Big Sur Chapter 7 Summary

  • On the fourth day in Big Sur Jack is astounded to find that he's already bored.
  • He recalls a series of quotations from Ralph Waldo Emerson's essay "Self-Reliance" and concludes that he's happy with the simplicity of living alone in the woods. He enjoys watching the butterflies more than the intellectualism of thinkers like Hermann Hesse (whom he calls an "old fart").
  • Every night at eight Jack takes a notebook, pencil, and lamp and walks down to the beach (past Alf, of course) to write down "the sound of the waves" in his notebook.
  • He often writes in the dark, afraid to light his lamp lest he disturb the people up on the cliff eating their tender dinner. (Of course, he found out later there was no family up there – just "overtime carpenters finishing the place in bright lights.")
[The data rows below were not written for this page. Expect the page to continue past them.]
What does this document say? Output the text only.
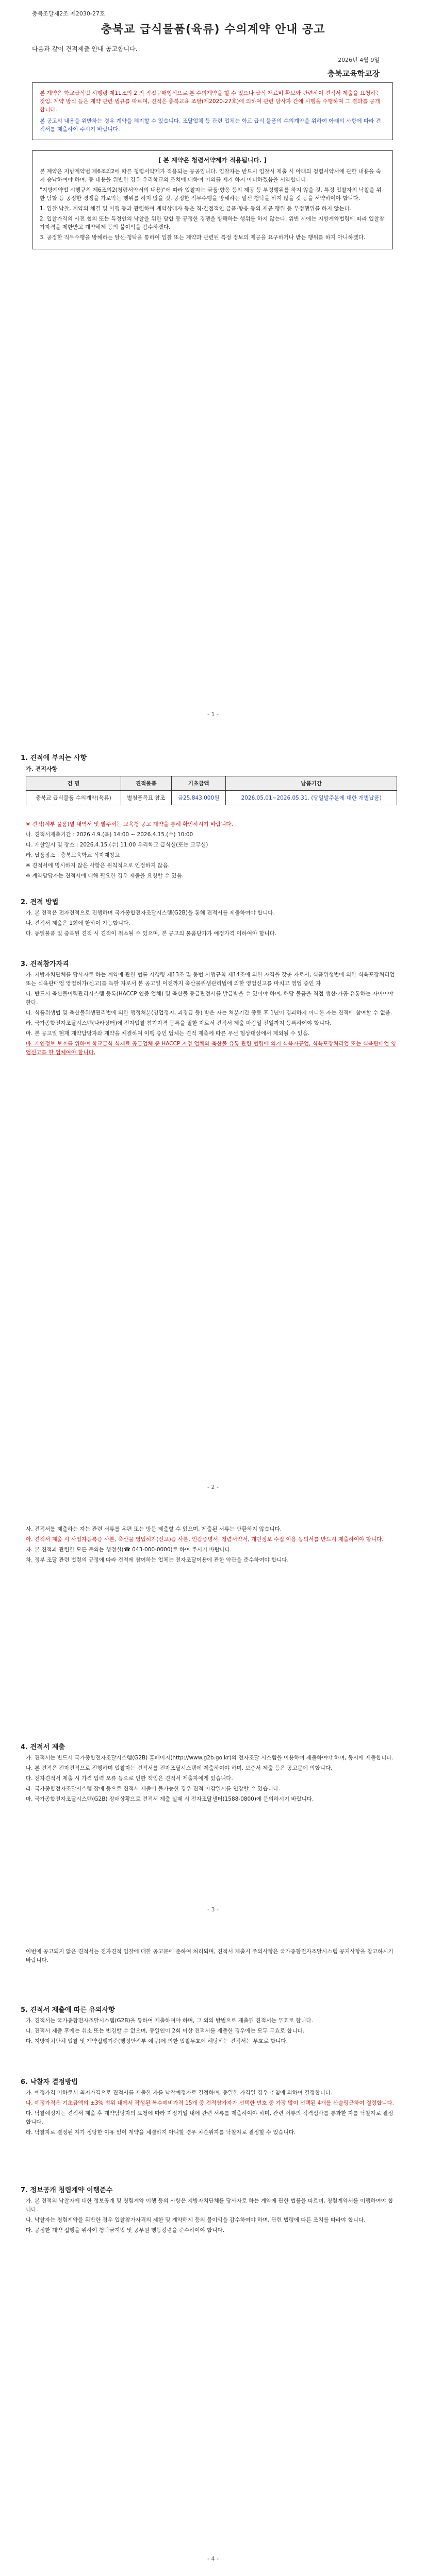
충북조달제2조 제2030-27호
충북교 급식물품(육류) 수의계약 안내 공고
다음과 같이 견적제출 안내 공고합니다.
2026년 4월 9일
충북교육학교장

본 계약은 학교급식법 시행령 제11조의 2 의 직접구매형식으로 본 수의계약을 할 수 있으나 급식 재료비 확보와 관련하여 견적서 제출을 요청하는 것임. 계약 방식 등은 계약 관련 법규를 따르며, 견적은 충북교육 조달(제2020-27호)에 의하여 관련 당사자 간에 시행을 수행하며 그 결과를 공개 합니다.

본 공고의 내용을 위반하는 경우 계약을 해지할 수 있습니다. 조달업체 등 관련 업체는 학교 급식 물품의 수의계약을 위하여 아래의 사항에 따라 견적서를 제출하여 주시기 바랍니다.

[ 본 계약은 청렴서약제가 적용됩니다. ]

본 계약은 지방계약법 제6조의2에 따른 청렴서약제가 적용되는 공공입니다. 입찰자는 반드시 입찰시 제출 시 아래의 청렴서약서에 관한 내용을 숙지 승낙하여야 하며, 동 내용을 위반한 경우 우리학교의 조치에 대하여 이의를 제기 하지 아니하겠음을 서약합니다.

"지방계약법 시행규칙 제6조의2(청렴서약서의 내용)"에 따라 입찰자는 금품·향응 등의 제공 등 부정행위를 하지 않을 것, 특정 입찰자의 낙찰을 위한 담합 등 공정한 경쟁을 가로막는 행위를 하지 않을 것, 공정한 직무수행을 방해하는 알선·청탁을 하지 않을 것 등을 서약하여야 합니다.

1. 입찰·낙찰, 계약의 체결 및 이행 등과 관련하여 계약상대자 등은 직·간접적인 금품·향응 등의 제공 행위 등 부정행위를 하지 않는다.

2. 입찰가격의 사전 협의 또는 특정인의 낙찰을 위한 담합 등 공정한 경쟁을 방해하는 행위를 하지 않는다. 위반 시에는 지방계약법령에 따라 입찰참가자격을 제한받고 계약해제 등의 불이익을 감수하겠다.

3. 공정한 직무수행을 방해하는 알선·청탁을 통하여 입찰 또는 계약과 관련된 특정 정보의 제공을 요구하거나 받는 행위를 하지 아니하겠다.

- 1 -
1. 견적에 부치는 사항
가. 견적사항
건 명	견적물품	기초금액	납품기간
충북교 급식물품 수의계약(육류)	별첨품목표 참조	금25,843,000원	2026.05.01~2026.05.31. (당일발주분에 대한 개별납품)

※ 견적(세부 물품)별 내역서 및 발주서는 교육청 공고 계약을 통해 확인하시기 바랍니다.

나. 견적서제출기간 : 2026.4.9.(목) 14:00 ~ 2026.4.15.(수) 10:00

다. 개찰일시 및 장소 : 2026.4.15.(수) 11:00 우리학교 급식실(또는 교무실)

라. 납품장소 : 충북교육학교 식자재창고

※ 견적서에 명시하지 않은 사항은 원칙적으로 인정하지 않음.

※ 계약담당자는 견적서에 대해 필요한 경우 제출을 요청할 수 있음.

2. 견적 방법

가. 본 견적은 전자견적으로 진행하며 국가종합전자조달시스템(G2B)을 통해 견적서를 제출하여야 합니다.

나. 견적서 제출은 1회에 한하여 가능합니다.

다. 동일물품 및 중복된 견적 시 견적이 취소될 수 있으며, 본 공고의 물품단가가 예정가격 이하여야 합니다.

3. 견적참가자격

가. 지방자치단체를 당사자로 하는 계약에 관한 법률 시행령 제13조 및 동법 시행규칙 제14조에 의한 자격을 갖춘 자로서, 식품위생법에 의한 식육포장처리업 또는 식육판매업 영업허가(신고)를 득한 자로서 본 공고일 이전까지 축산물위생관리법에 의한 영업신고를 마치고 영업 중인 자

나. 반드시 축산물이력관리시스템 등록(HACCP 인증 업체) 및 축산물 등급판정서를 발급받을 수 있어야 하며, 해당 물품을 직접 생산·가공·유통하는 자이어야 한다.

다. 식품위생법 및 축산물위생관리법에 의한 행정처분(영업정지, 과징금 등) 받은 자는 처분기간 종료 후 1년이 경과하지 아니한 자는 견적에 참여할 수 없음.

라. 국가종합전자조달시스템(나라장터)에 전자입찰 참가자격 등록을 필한 자로서 견적서 제출 마감일 전일까지 등록하여야 합니다.

마. 본 공고일 현재 계약담당자와 계약을 체결하여 이행 중인 업체는 견적 제출에 따른 우선 협상대상에서 제외될 수 있음.

바. 개인정보 보호를 위하여 학교급식 식재료 공급업체 중 HACCP 지정 업체와 축산물 유통 관련 법령에 의거 식육가공업, 식육포장처리업 또는 식육판매업 영업신고를 한 업체여야 합니다.

- 2 -

사. 견적서를 제출하는 자는 관련 서류를 우편 또는 방문 제출할 수 있으며, 제출된 서류는 반환하지 않습니다.

아. 견적서 제출 시 사업자등록증 사본, 축산물 영업허가(신고)증 사본, 인감증명서, 청렴서약서, 개인정보 수집 이용 동의서를 반드시 제출하여야 합니다.

자. 본 견적과 관련한 모든 문의는 행정실(☎ 043-000-0000)로 하여 주시기 바랍니다.

차. 정부 조달 관련 법령의 규정에 따라 견적에 참여하는 업체는 전자조달이용에 관한 약관을 준수하여야 합니다.

4. 견적서 제출

가. 견적서는 반드시 국가종합전자조달시스템(G2B) 홈페이지(http://www.g2b.go.kr)의 전자조달 시스템을 이용하여 제출하여야 하며, 동시에 제출합니다.

나. 본 견적은 전자견적으로 진행하며 입찰자는 견적서를 전자조달시스템에 제출하여야 하며, 보증서 제출 등은 공고문에 의합니다.

다. 전자견적서 제출 시 가격 입력 오류 등으로 인한 책임은 견적서 제출자에게 있습니다.

라. 국가종합전자조달시스템 장애 등으로 견적서 제출이 불가능한 경우 견적 마감일시를 연장할 수 있습니다.

마. 국가종합전자조달시스템(G2B) 장애상황으로 견적서 제출 실패 시 전자조달센터(1588-0800)에 문의하시기 바랍니다.

- 3 -
이번에 공고되지 않은 견적서는 전자견적 입찰에 대한 공고문에 준하여 처리되며, 견적서 제출시 주의사항은 국가종합전자조달시스템 공지사항을 참고하시기 바랍니다.
5. 견적서 제출에 따른 유의사항

가. 견적서는 국가종합전자조달시스템(G2B)을 통하여 제출하여야 하며, 그 외의 방법으로 제출된 견적서는 무효로 합니다.

나. 견적서 제출 후에는 취소 또는 변경할 수 없으며, 동일인이 2회 이상 견적서를 제출한 경우에는 모두 무효로 합니다.

다. 지방자치단체 입찰 및 계약집행기준(행정안전부 예규)에 의한 입찰무효에 해당하는 견적서는 무효로 합니다.

6. 낙찰자 결정방법

가. 예정가격 이하로서 최저가격으로 견적서를 제출한 자를 낙찰예정자로 결정하며, 동일한 가격일 경우 추첨에 의하여 결정합니다.

나. 예정가격은 기초금액의 ±3% 범위 내에서 작성된 복수예비가격 15개 중 견적참가자가 선택한 번호 중 가장 많이 선택된 4개를 산술평균하여 결정합니다.

다. 낙찰예정자는 견적서 제출 후 계약담당자의 요청에 따라 지정기일 내에 관련 서류를 제출하여야 하며, 관련 서류의 적격심사를 통과한 자를 낙찰자로 결정합니다.

라. 낙찰자로 결정된 자가 정당한 이유 없이 계약을 체결하지 아니할 경우 차순위자를 낙찰자로 결정할 수 있습니다.

7. 정보공개 청렴계약 이행준수

가. 본 견적의 낙찰자에 대한 정보공개 및 청렴계약 이행 등의 사항은 지방자치단체를 당사자로 하는 계약에 관한 법률을 따르며, 청렴계약서를 이행하여야 합니다.

나. 낙찰자는 청렴계약을 위반한 경우 입찰참가자격의 제한 및 계약해제 등의 불이익을 감수하여야 하며, 관련 법령에 따른 조치를 따라야 합니다.

다. 공정한 계약 집행을 위하여 청탁금지법 및 공무원 행동강령을 준수하여야 합니다.

- 4 -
  • Though the waves seem to speak mostly nonsense, Jack feels he has to write it down "because James Joyce wasn't about to do it now he was dead." Though he feels it's his duty, he also feels it's what drove him mad.
  • (Jack here includes a footnote to let you know that "the complete poems written by the sea are to be found at the end of this book.")
  • He especially likes to come back to the comfort of the cabin after spending time in the wild of the beach.
  • He finds many uses for the simplest of objects (like a copper kitchen scouring pad) and his shaker or "holy cup" that he's had for five years now. He believes that the inexpensive things are always so much more useful than the expensive things he's bought and never used, like fancy clothing.
  • Best of all is the green t-shirt he found in a dump eight years ago.
  • On his deathbed he'll remember the little things – like arranging the rocks in the stream – and forget the big things, like the day he sold his book.
  • Looking out over the land at noon, Jack muses that it must have looked this way, just as it does now, a thousand years ago. "As far as I can see," he says, "the world is too old for us to talk about it with our new words."
  • The things we do now, he writes, won't matter – the land will go on looking the same forever, whether we're here or not
  • Jack realizes that everything is cyclic – that we may take trees and make them into paper bags, but that those paper bags will return to the earth and grow back into trees again.
  • Then he wonders: "Can you imagine a man with marvelous insights like these can go mad within a month?"
  • Still, he identifies a "nameless horror" in the realization that "we're all being swept away to sea no matter what we know or say or do."